It looks like a charming children’s story–three little bears on a scouting escapade. But who’s this? Papa Bear is coming along. And at every step of the way, Papa makes a complete fool of himself.
If he suggests the direction to take, it’s sure to end up in a swamp. If he makes the campfire stew, it’s sure to be awful.
What is this book teaching kids about fathers?
With Father’s Day coming up this Sunday, I invite you to consider how our society views fatherhood. One of the most revealing places to look is in children’s literature.
The story I just described is from the highly popular Berenstain Bear series. In several of the books, Papa Bear is portrayed as a bumbling oaf. The sensible one in the family is Mama Bear.
In the story on junk food, Papa is the worst offender. It’s Mama who enforces the switch to a healthy diet. In the story on manners, again Papa is the worst offender. It’s Mama who enforces politeness.
Isn’t there anything Papa does best? Well, yes, he’s given one distinction. In a book on fitness, the children outdo Papa on every skill except one: Sister Bear can run the fastest, Brother Bear can jump the farthest, but when the exercise session is over, Papa Bear can sleep the longest.
Ha, ha. Let’s all have a good laugh at Papa’s expense.

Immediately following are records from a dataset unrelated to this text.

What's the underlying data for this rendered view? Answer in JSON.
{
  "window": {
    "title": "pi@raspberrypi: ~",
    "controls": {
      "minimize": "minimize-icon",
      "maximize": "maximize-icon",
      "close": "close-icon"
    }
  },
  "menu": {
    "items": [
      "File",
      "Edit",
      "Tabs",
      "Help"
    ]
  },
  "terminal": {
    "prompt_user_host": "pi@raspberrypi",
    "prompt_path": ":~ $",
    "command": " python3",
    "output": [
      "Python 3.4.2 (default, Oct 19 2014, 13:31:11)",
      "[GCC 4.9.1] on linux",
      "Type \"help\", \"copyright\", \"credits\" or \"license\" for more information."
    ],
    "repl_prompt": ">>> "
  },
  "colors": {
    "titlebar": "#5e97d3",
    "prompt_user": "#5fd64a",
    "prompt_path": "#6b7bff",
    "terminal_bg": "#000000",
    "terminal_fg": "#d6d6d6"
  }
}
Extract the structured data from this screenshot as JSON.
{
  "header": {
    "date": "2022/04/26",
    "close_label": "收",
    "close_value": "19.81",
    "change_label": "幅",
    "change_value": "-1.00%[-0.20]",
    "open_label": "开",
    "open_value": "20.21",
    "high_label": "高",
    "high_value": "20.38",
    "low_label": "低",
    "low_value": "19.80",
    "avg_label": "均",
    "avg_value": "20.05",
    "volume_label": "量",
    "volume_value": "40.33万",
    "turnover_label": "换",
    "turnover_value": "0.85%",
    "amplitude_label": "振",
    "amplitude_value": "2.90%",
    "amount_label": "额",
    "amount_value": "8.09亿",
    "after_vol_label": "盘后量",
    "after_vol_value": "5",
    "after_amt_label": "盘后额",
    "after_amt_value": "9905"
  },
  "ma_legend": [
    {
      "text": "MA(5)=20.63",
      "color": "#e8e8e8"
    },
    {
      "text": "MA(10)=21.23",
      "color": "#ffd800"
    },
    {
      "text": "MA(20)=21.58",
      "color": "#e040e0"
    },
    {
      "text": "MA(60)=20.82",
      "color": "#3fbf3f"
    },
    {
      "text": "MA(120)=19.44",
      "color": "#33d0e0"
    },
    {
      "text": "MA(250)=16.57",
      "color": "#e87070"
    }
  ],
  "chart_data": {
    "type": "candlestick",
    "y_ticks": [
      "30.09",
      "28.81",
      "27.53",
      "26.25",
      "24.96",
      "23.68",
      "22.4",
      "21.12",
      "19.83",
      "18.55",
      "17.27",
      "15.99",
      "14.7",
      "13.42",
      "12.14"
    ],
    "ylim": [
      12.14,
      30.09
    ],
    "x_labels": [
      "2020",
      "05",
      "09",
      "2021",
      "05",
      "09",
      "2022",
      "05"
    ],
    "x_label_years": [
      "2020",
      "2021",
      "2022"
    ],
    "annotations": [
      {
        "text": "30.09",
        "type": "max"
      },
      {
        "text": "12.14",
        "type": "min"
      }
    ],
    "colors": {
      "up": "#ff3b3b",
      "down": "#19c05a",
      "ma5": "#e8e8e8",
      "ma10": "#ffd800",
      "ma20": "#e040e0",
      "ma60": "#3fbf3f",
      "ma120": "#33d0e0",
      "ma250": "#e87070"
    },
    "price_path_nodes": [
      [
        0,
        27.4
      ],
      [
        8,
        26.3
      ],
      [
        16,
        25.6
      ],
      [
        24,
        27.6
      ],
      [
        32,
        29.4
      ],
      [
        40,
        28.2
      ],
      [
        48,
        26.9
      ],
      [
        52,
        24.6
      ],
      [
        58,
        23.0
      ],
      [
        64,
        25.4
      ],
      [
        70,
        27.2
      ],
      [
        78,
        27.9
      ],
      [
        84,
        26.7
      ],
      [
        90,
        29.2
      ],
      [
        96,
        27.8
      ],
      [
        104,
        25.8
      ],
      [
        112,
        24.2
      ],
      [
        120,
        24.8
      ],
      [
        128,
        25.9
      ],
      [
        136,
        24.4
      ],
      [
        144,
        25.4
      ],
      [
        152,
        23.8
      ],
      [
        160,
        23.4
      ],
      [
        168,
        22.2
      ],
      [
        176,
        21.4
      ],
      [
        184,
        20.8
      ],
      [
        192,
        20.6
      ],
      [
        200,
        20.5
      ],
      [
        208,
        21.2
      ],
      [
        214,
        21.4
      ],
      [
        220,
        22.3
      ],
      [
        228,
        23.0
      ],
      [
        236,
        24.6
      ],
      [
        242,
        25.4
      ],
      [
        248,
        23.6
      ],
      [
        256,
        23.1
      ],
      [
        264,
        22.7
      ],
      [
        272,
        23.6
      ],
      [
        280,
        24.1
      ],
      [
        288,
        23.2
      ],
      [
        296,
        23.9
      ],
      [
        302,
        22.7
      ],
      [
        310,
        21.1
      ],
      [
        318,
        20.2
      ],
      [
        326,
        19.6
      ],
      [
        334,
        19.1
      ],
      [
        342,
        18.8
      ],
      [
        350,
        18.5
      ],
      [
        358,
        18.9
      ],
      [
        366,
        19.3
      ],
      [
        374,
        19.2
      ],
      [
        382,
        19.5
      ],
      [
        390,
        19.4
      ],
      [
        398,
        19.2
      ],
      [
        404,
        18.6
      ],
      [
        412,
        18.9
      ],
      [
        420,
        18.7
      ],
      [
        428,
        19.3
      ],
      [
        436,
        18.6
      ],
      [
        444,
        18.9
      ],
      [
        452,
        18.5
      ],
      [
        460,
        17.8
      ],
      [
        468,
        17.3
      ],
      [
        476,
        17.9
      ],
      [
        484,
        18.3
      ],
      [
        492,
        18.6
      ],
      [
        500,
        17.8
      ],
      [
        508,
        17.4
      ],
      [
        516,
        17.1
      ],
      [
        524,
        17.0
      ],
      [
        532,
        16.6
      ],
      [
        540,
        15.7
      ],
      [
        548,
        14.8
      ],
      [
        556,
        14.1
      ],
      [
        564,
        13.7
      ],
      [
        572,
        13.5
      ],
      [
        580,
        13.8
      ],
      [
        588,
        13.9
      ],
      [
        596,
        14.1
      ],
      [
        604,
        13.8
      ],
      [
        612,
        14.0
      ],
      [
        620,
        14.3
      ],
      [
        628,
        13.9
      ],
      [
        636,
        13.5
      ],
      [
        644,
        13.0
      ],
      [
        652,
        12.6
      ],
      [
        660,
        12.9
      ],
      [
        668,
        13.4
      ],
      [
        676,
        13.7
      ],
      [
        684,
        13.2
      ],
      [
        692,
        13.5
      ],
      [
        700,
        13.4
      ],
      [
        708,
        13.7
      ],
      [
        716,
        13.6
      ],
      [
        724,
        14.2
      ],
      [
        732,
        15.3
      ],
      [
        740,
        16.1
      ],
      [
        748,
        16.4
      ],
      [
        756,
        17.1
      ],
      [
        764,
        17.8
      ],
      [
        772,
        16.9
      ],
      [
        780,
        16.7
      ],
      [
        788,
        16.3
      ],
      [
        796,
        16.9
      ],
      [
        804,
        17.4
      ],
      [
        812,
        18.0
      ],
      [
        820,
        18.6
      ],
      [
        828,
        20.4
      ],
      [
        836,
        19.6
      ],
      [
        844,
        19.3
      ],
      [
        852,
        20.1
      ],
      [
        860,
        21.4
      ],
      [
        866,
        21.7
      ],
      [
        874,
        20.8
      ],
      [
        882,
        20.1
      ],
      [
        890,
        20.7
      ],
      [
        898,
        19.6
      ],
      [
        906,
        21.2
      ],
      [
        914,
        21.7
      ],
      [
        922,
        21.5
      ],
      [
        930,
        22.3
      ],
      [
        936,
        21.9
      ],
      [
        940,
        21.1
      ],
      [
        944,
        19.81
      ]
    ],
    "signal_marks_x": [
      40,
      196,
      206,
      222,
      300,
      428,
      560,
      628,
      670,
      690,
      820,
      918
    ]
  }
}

This treatment of fathers is, sad to say, not the exception but the rule. A young father writing in a recent issue of Newsweek magazine complains that he has a terrible time finding books for his children that show fathers in a positive light.
Or that even show fathers at all. Remember Babar the elephant? When Babar’s mother is killed by a hunter, the baby elephant is pronounced an orphan. But wait a minute: Why is he an orphan? Doesn’t he have a father? Doesn’t his father care?
The same bias against dads carries over into books for teens. A survey of contemporary teen literature found that mother-headed families are in the majority.
Even when fathers are part of the story, they’re much more likely than mothers to be cruel and abusive. The few times fathers are portrayed as good, they’re nice but weak: They stand aside with a smile and let the teenager decide for himself what to do.
What will happen to a society where children’s imagination is filled with images of fathers who are oafs and fools? It’s no good saying this is all “just” fiction, the way people said recently about Murphy Brown. When children read story upon story with absent or abusive fathers, that can’t help but shape their expectations.
Psychologists recognize the emotional impact of books–so much so that there’s even a branch of counseling today called “bibliotherapy,” which uses story books to change children’s attitudes.
And if stories have power to do good, then clearly they have power to do harm.
No wonder the women’s movement has worked so hard to change the image of women in children’s books. And the civil rights movement has worked to root out negative images of black people. Maybe it’s time to start a movement for fathers.